CD3 humanized mouse models as validated tools to assess immune-related adverse events of T-cell engagers

CD3 and BRGSF-HIS to assess IrAEs

November 8, 2022


T-cell engagers show high efficacy in B-cell malignancies. Immune-related adverse events (IrAEs), including cytokine release syndrome (CRS), are reported in patients due to on-target off-site effects of T-cell engagers (TCEs). Translational and predictive assays to assess IrAEs of TCEs are key to avoid pitfalls in clinical trials. Knockin humanized mouse models enable the assessment of human-target antibodies in a fully immunocompetent mouse. Indeed, immune responses in CD3 humanized model have been extensively evaluated, and humanization of CD3 has not impaired immune cell distribution. Furthermore, immunization studies showed that T–B cell cooperation is functional in these mice. CD3-TCR complex is also functional, as anti-human CD3 antibodies induce T-cell activation. Different classes of TCEs showed tumor cell killing ex vivo, as well as tumor growth inhibition in vivo. Here we report the use of CD3 humanized models to assess CRS ex vivo and in vivo.

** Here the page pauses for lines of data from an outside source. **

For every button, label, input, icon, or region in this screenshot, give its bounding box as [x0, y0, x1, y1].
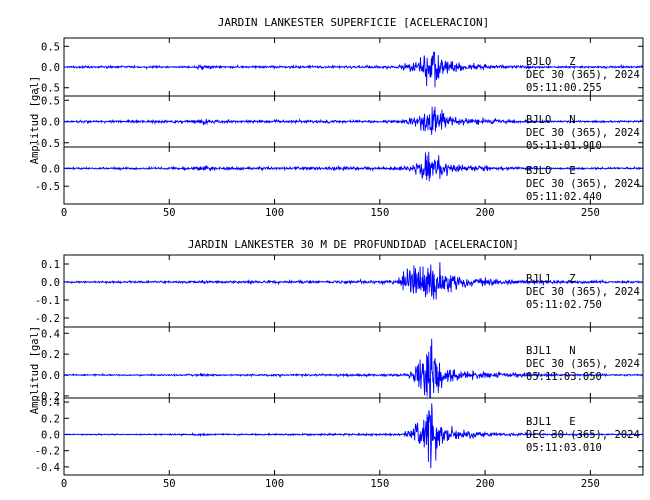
station-code: BJLO — [526, 165, 551, 177]
y-tick-label: 0.2 — [41, 349, 60, 361]
channel-code: Z — [569, 273, 575, 285]
x-tick-label: 100 — [265, 207, 284, 219]
record-date: DEC 30 (365), 2024 — [526, 127, 640, 139]
y-tick-label: -0.5 — [35, 181, 60, 193]
y-tick-label: 0.5 — [41, 95, 60, 107]
y-tick-label: 0.1 — [41, 259, 60, 271]
y-axis-label: Amplitud [gal] — [29, 326, 41, 415]
station-label: BJL1 E — [526, 416, 576, 428]
x-tick-label: 50 — [163, 478, 176, 490]
x-tick-label: 50 — [163, 207, 176, 219]
chart-title: JARDIN LANKESTER 30 M DE PROFUNDIDAD [AC… — [188, 238, 519, 251]
record-time: 05:11:02.750 — [526, 299, 602, 311]
station-label: BJL1 Z — [526, 273, 576, 285]
station-code: BJL1 — [526, 416, 551, 428]
x-tick-label: 200 — [476, 478, 495, 490]
y-tick-label: -0.2 — [35, 391, 60, 403]
y-axis-label: Amplitud [gal] — [29, 76, 41, 165]
record-time: 05:11:03.050 — [526, 371, 602, 383]
y-tick-label: -0.1 — [35, 295, 60, 307]
channel-code: E — [569, 416, 575, 428]
y-tick-label: 0.0 — [41, 370, 60, 382]
x-tick-label: 150 — [370, 207, 389, 219]
station-code: BJL1 — [526, 345, 551, 357]
station-label: BJLO E — [526, 165, 576, 177]
x-tick-label: 200 — [476, 207, 495, 219]
y-tick-label: -0.2 — [35, 446, 60, 458]
waveform-trace — [64, 262, 643, 300]
station-code: BJL1 — [526, 273, 551, 285]
waveform-trace — [64, 106, 643, 135]
panel-frame — [63, 397, 644, 476]
station-code: BJLO — [526, 56, 551, 68]
y-tick-label: -0.5 — [35, 138, 60, 150]
waveform-trace — [64, 51, 643, 88]
record-time: 05:11:00.255 — [526, 82, 602, 94]
station-label: BJLO Z — [526, 56, 576, 68]
channel-code: E — [569, 165, 575, 177]
x-tick-label: 250 — [581, 207, 600, 219]
chart-title: JARDIN LANKESTER SUPERFICIE [ACELERACION… — [218, 16, 490, 29]
record-date: DEC 30 (365), 2024 — [526, 286, 640, 298]
record-time: 05:11:03.010 — [526, 442, 602, 454]
panel-frame — [63, 146, 644, 205]
y-tick-label: 0.0 — [41, 277, 60, 289]
y-tick-label: 0.2 — [41, 413, 60, 425]
waveform-trace — [64, 403, 643, 469]
record-time: 05:11:01.910 — [526, 140, 602, 152]
y-tick-label: -0.5 — [35, 83, 60, 95]
y-tick-label: 0.4 — [41, 397, 60, 409]
y-tick-label: -0.2 — [35, 313, 60, 325]
y-tick-label: 0.0 — [41, 62, 60, 74]
x-tick-label: 0 — [61, 207, 67, 219]
channel-code: N — [569, 345, 575, 357]
record-date: DEC 30 (365), 2024 — [526, 358, 640, 370]
y-tick-label: 0.4 — [41, 328, 60, 340]
chart-1: JARDIN LANKESTER SUPERFICIE [ACELERACION… — [29, 16, 644, 219]
chart-2: JARDIN LANKESTER 30 M DE PROFUNDIDAD [AC… — [29, 238, 644, 490]
y-tick-label: 0.0 — [41, 163, 60, 175]
record-date: DEC 30 (365), 2024 — [526, 429, 640, 441]
y-tick-label: 0.5 — [41, 41, 60, 53]
channel-code: N — [569, 114, 575, 126]
channel-code: Z — [569, 56, 575, 68]
y-tick-label: 0.0 — [41, 429, 60, 441]
x-tick-label: 0 — [61, 478, 67, 490]
x-tick-label: 250 — [581, 478, 600, 490]
station-label: BJLO N — [526, 114, 576, 126]
station-code: BJLO — [526, 114, 551, 126]
x-tick-label: 100 — [265, 478, 284, 490]
station-label: BJL1 N — [526, 345, 576, 357]
x-tick-label: 150 — [370, 478, 389, 490]
waveform-trace — [64, 338, 643, 398]
record-date: DEC 30 (365), 2024 — [526, 178, 640, 190]
record-time: 05:11:02.440 — [526, 191, 602, 203]
record-date: DEC 30 (365), 2024 — [526, 69, 640, 81]
y-tick-label: -0.4 — [35, 462, 60, 474]
waveform-trace — [64, 151, 643, 182]
y-tick-label: 0.0 — [41, 117, 60, 129]
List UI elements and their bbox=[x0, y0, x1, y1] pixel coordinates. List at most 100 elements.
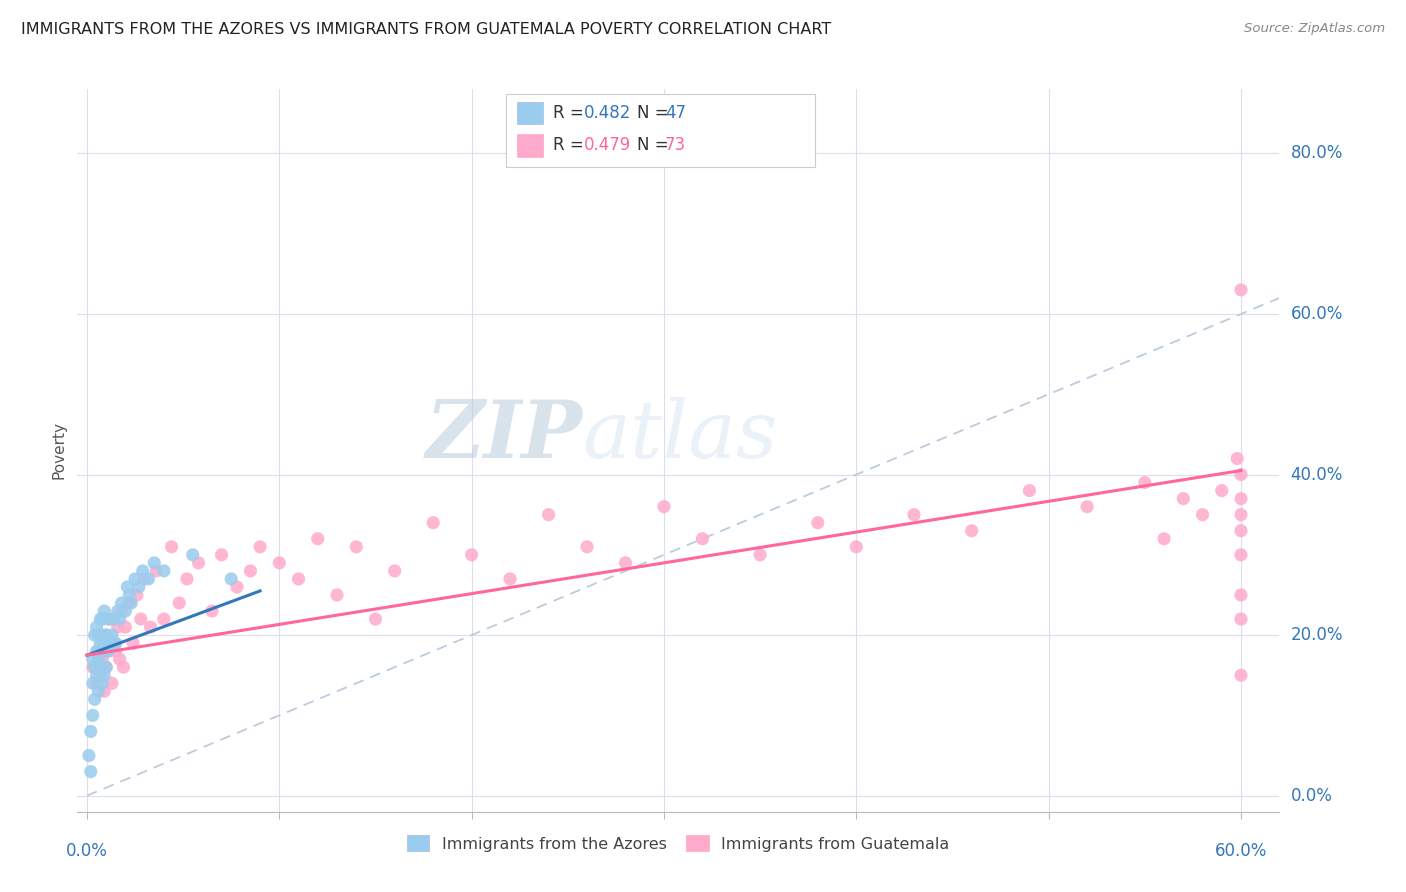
Point bbox=[219, 572, 242, 586]
Point bbox=[692, 532, 714, 546]
Point bbox=[104, 644, 127, 658]
Point bbox=[201, 604, 224, 618]
Point bbox=[1153, 532, 1175, 546]
Text: Source: ZipAtlas.com: Source: ZipAtlas.com bbox=[1244, 22, 1385, 36]
Point bbox=[1230, 491, 1253, 506]
Point bbox=[110, 596, 132, 610]
Point bbox=[93, 636, 115, 650]
Point bbox=[1018, 483, 1040, 498]
Point bbox=[107, 620, 129, 634]
Point bbox=[422, 516, 444, 530]
Text: 80.0%: 80.0% bbox=[1291, 145, 1343, 162]
Point bbox=[1211, 483, 1233, 498]
Point bbox=[114, 620, 136, 634]
Point bbox=[87, 628, 110, 642]
Point bbox=[134, 572, 156, 586]
Text: atlas: atlas bbox=[582, 397, 778, 475]
Y-axis label: Poverty: Poverty bbox=[51, 421, 66, 480]
Point bbox=[129, 612, 152, 626]
Point bbox=[1230, 524, 1253, 538]
Point bbox=[87, 684, 110, 698]
Point bbox=[118, 596, 141, 610]
Text: 60.0%: 60.0% bbox=[1291, 305, 1343, 323]
Point bbox=[80, 724, 103, 739]
Point bbox=[226, 580, 249, 594]
Point bbox=[96, 660, 118, 674]
Text: IMMIGRANTS FROM THE AZORES VS IMMIGRANTS FROM GUATEMALA POVERTY CORRELATION CHAR: IMMIGRANTS FROM THE AZORES VS IMMIGRANTS… bbox=[21, 22, 831, 37]
Point bbox=[103, 636, 125, 650]
Point bbox=[96, 628, 118, 642]
Point bbox=[97, 612, 120, 626]
Point bbox=[211, 548, 233, 562]
Text: 0.479: 0.479 bbox=[583, 136, 631, 154]
Point bbox=[499, 572, 522, 586]
Point bbox=[125, 588, 148, 602]
Point bbox=[114, 604, 136, 618]
Text: 60.0%: 60.0% bbox=[1215, 842, 1267, 860]
Point bbox=[101, 676, 124, 690]
Point bbox=[169, 596, 191, 610]
Point bbox=[89, 636, 111, 650]
Point bbox=[97, 644, 120, 658]
Point bbox=[80, 764, 103, 779]
Point bbox=[82, 652, 104, 666]
Point bbox=[344, 540, 367, 554]
Point bbox=[1230, 668, 1253, 682]
Point bbox=[364, 612, 387, 626]
Text: ZIP: ZIP bbox=[426, 397, 582, 475]
Point bbox=[749, 548, 772, 562]
Point bbox=[96, 660, 118, 674]
Point bbox=[1226, 451, 1249, 466]
Text: R =: R = bbox=[553, 136, 589, 154]
Point bbox=[118, 588, 141, 602]
Point bbox=[903, 508, 925, 522]
Point bbox=[138, 572, 160, 586]
Point bbox=[1076, 500, 1098, 514]
Point bbox=[1230, 548, 1253, 562]
Point bbox=[1173, 491, 1195, 506]
Point bbox=[96, 628, 118, 642]
Point bbox=[108, 612, 131, 626]
Point bbox=[98, 612, 121, 626]
Point bbox=[86, 676, 108, 690]
Point bbox=[269, 556, 291, 570]
Text: 20.0%: 20.0% bbox=[1291, 626, 1343, 644]
Point bbox=[845, 540, 868, 554]
Point bbox=[93, 684, 115, 698]
Point bbox=[86, 644, 108, 658]
Point bbox=[91, 652, 114, 666]
Point bbox=[86, 668, 108, 682]
Text: 47: 47 bbox=[665, 104, 686, 122]
Text: 0.482: 0.482 bbox=[583, 104, 631, 122]
Point bbox=[91, 644, 114, 658]
Point bbox=[153, 612, 176, 626]
Text: 0.0%: 0.0% bbox=[1291, 787, 1333, 805]
Point bbox=[139, 620, 162, 634]
Point bbox=[83, 628, 105, 642]
Point bbox=[117, 580, 139, 594]
Point bbox=[89, 660, 111, 674]
Point bbox=[91, 628, 114, 642]
Point bbox=[326, 588, 349, 602]
Point bbox=[89, 668, 111, 682]
Point bbox=[239, 564, 262, 578]
Point bbox=[460, 548, 482, 562]
Point bbox=[82, 708, 104, 723]
Point bbox=[153, 564, 176, 578]
Point bbox=[132, 564, 155, 578]
Text: N =: N = bbox=[637, 104, 673, 122]
Point bbox=[1230, 612, 1253, 626]
Point bbox=[307, 532, 329, 546]
Point bbox=[98, 636, 121, 650]
Point bbox=[86, 620, 108, 634]
Text: 0.0%: 0.0% bbox=[66, 842, 108, 860]
Point bbox=[93, 668, 115, 682]
Point bbox=[1191, 508, 1213, 522]
Point bbox=[537, 508, 560, 522]
Point bbox=[145, 564, 167, 578]
Point bbox=[124, 572, 146, 586]
Point bbox=[108, 652, 131, 666]
Text: N =: N = bbox=[637, 136, 673, 154]
Point bbox=[89, 612, 111, 626]
Point bbox=[1230, 467, 1253, 482]
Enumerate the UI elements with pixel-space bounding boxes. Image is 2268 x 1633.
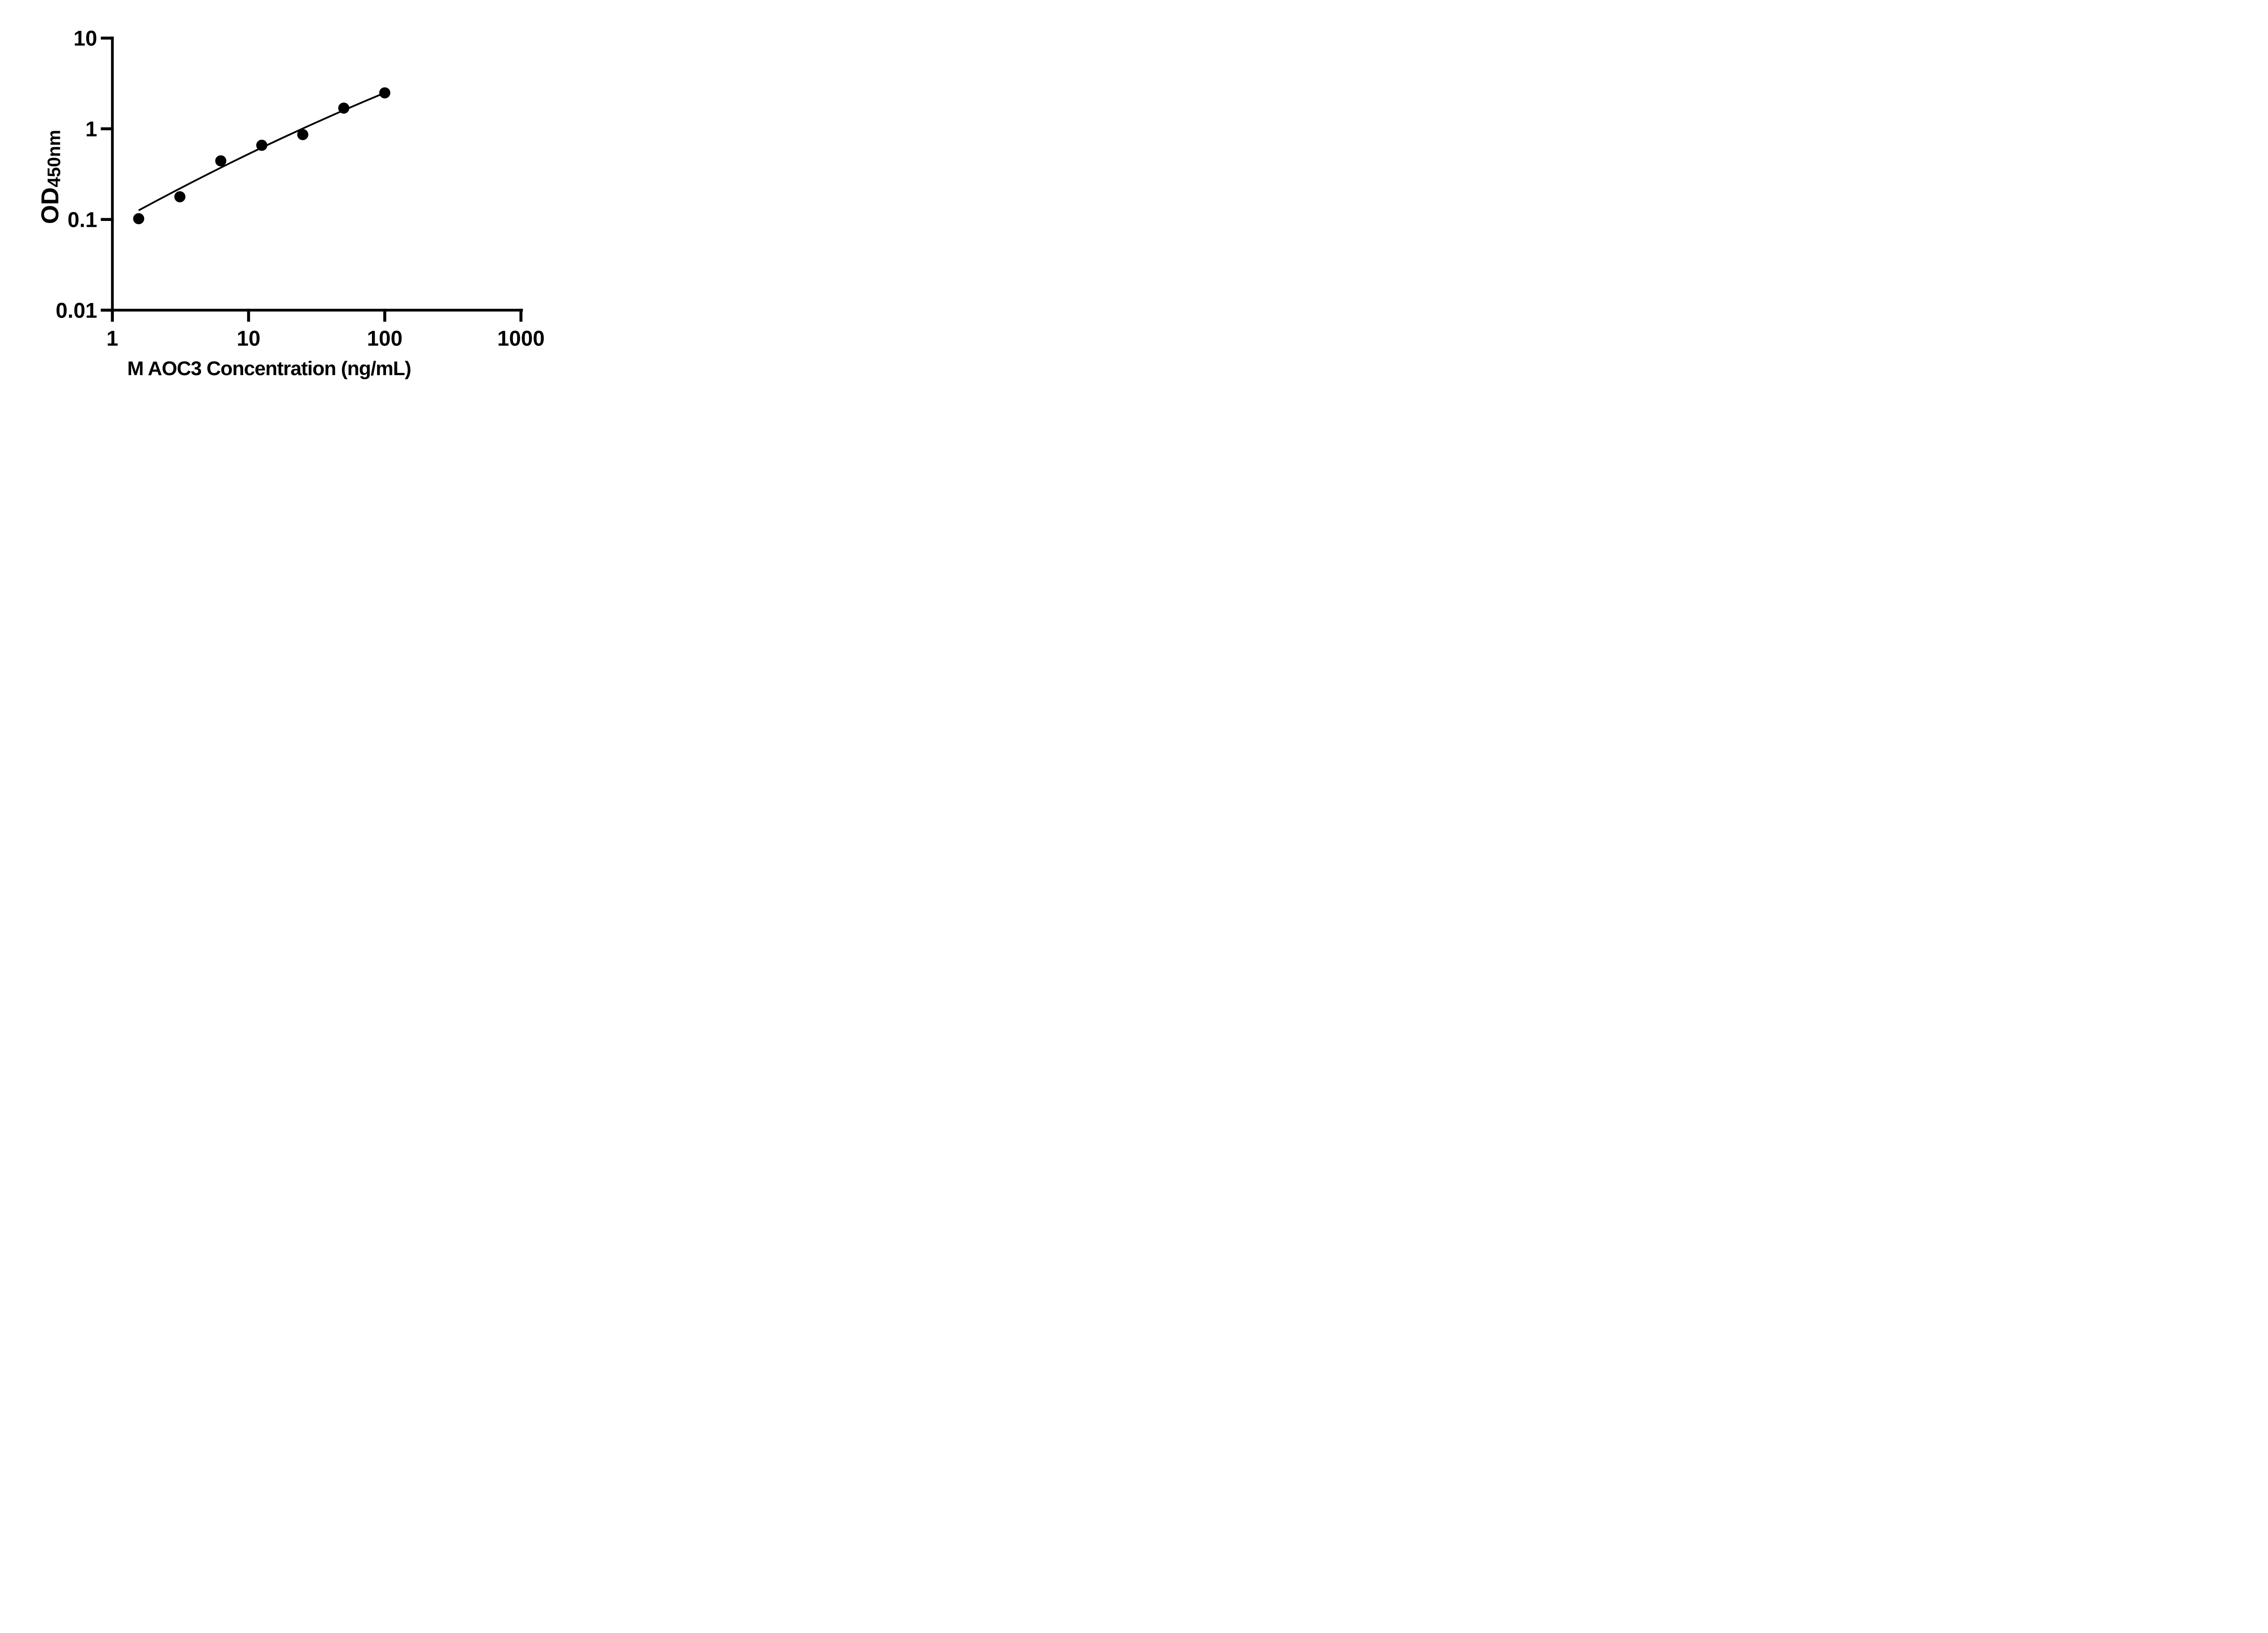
- x-tick-label: 10: [237, 326, 260, 350]
- data-point: [133, 213, 144, 225]
- data-point: [256, 140, 268, 151]
- x-tick: [247, 308, 250, 322]
- x-tick: [111, 308, 114, 322]
- x-axis-title: M AOC3 Concentration (ng/mL): [127, 357, 411, 380]
- y-axis-spine: [111, 36, 114, 312]
- y-tick-label: 1: [85, 117, 97, 141]
- y-tick-label: 0.01: [56, 298, 97, 322]
- data-point: [379, 87, 391, 98]
- elisa-standard-curve-figure: 10 1 0.1 0.01 1 10 100 1000 OD450nm M AOC3 Conc…: [0, 0, 583, 408]
- x-tick: [519, 308, 523, 322]
- data-point: [215, 155, 226, 166]
- y-axis-title: OD450nm: [36, 130, 64, 224]
- y-axis-title-subscript: 450nm: [44, 130, 64, 187]
- y-tick: [101, 218, 114, 221]
- x-tick-label: 1: [107, 326, 118, 350]
- y-tick: [101, 127, 114, 131]
- data-point: [174, 191, 186, 203]
- y-tick-label: 10: [73, 26, 97, 50]
- x-tick-label: 1000: [497, 326, 545, 350]
- y-axis-title-main: OD: [36, 187, 64, 224]
- y-tick: [101, 308, 114, 312]
- x-axis-spine: [101, 308, 523, 312]
- x-tick-label: 100: [367, 326, 402, 350]
- tick-labels: 10 1 0.1 0.01 1 10 100 1000: [56, 26, 545, 350]
- elisa-standard-curve-chart: 10 1 0.1 0.01 1 10 100 1000 OD450nm M AOC3 Conc…: [36, 26, 545, 380]
- x-tick: [383, 308, 386, 322]
- y-tick-label: 0.1: [68, 207, 97, 231]
- data-point: [338, 103, 350, 114]
- y-tick: [101, 36, 114, 40]
- axes: [101, 36, 523, 312]
- data-point: [297, 129, 308, 140]
- ticks: [101, 36, 523, 322]
- data-series: [133, 87, 391, 225]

Two CD3 humanized mice developed by Knockin were used for ex vivo and in vivo investigation of cytokine production. While one of the models is restricted to one clone of anti-human CD3, the other has been shown to bind several clones of anti-human CD3. Ex vivo, T cell-dependent cellular cytotoxicity assay was performed using different TCE concentrations on splenocytes from CD3 humanized mice. In vivo, CD3 humanized mice were treated with anti-human CD3, and cytokine release in blood, clinical monitoring, body weight and temperature were assessed.

Cytokine release in cytotoxicity assay showed that splenocytes from CD3 humanized mice produced IFN-γ, TNF-α, IL-6, IL-1β, IL-10 and IL-12p70 in a TCE concentration-dependent manner. In vivo, cytokine production was also observed in blood of CD3 humanized mice treated with anti-human CD3. Kinetics of secretion were dependent on the detected cytokine (IFN-γ, IFN-α, IL-6, IL-10) and chemokine (CXCL9, CXCL10, CCL3, CCL2, CCL4). An anti-CD3 dose effect on cytokine levels of secretion was demonstrated. In parallel, body temperature drops at early timepoints and an increase in late timepoints were observed upon treatment with anti-CD3.

Cytokine release and some clinical signs of CRS are reproduced in the two CD3 humanized models described here, validating their value to assess IrAEs of TCEs. Although the fully functional immune system is one of the main advantages of this model, assessment of mouse biology is a drawback. As a complementary approach, BRGSF-HIS mice, an immunodeficient mouse model reconstituted with human CD34+ cells, were shown to reproduce both clinical signs and cytokine production of human TCE-induced CRS.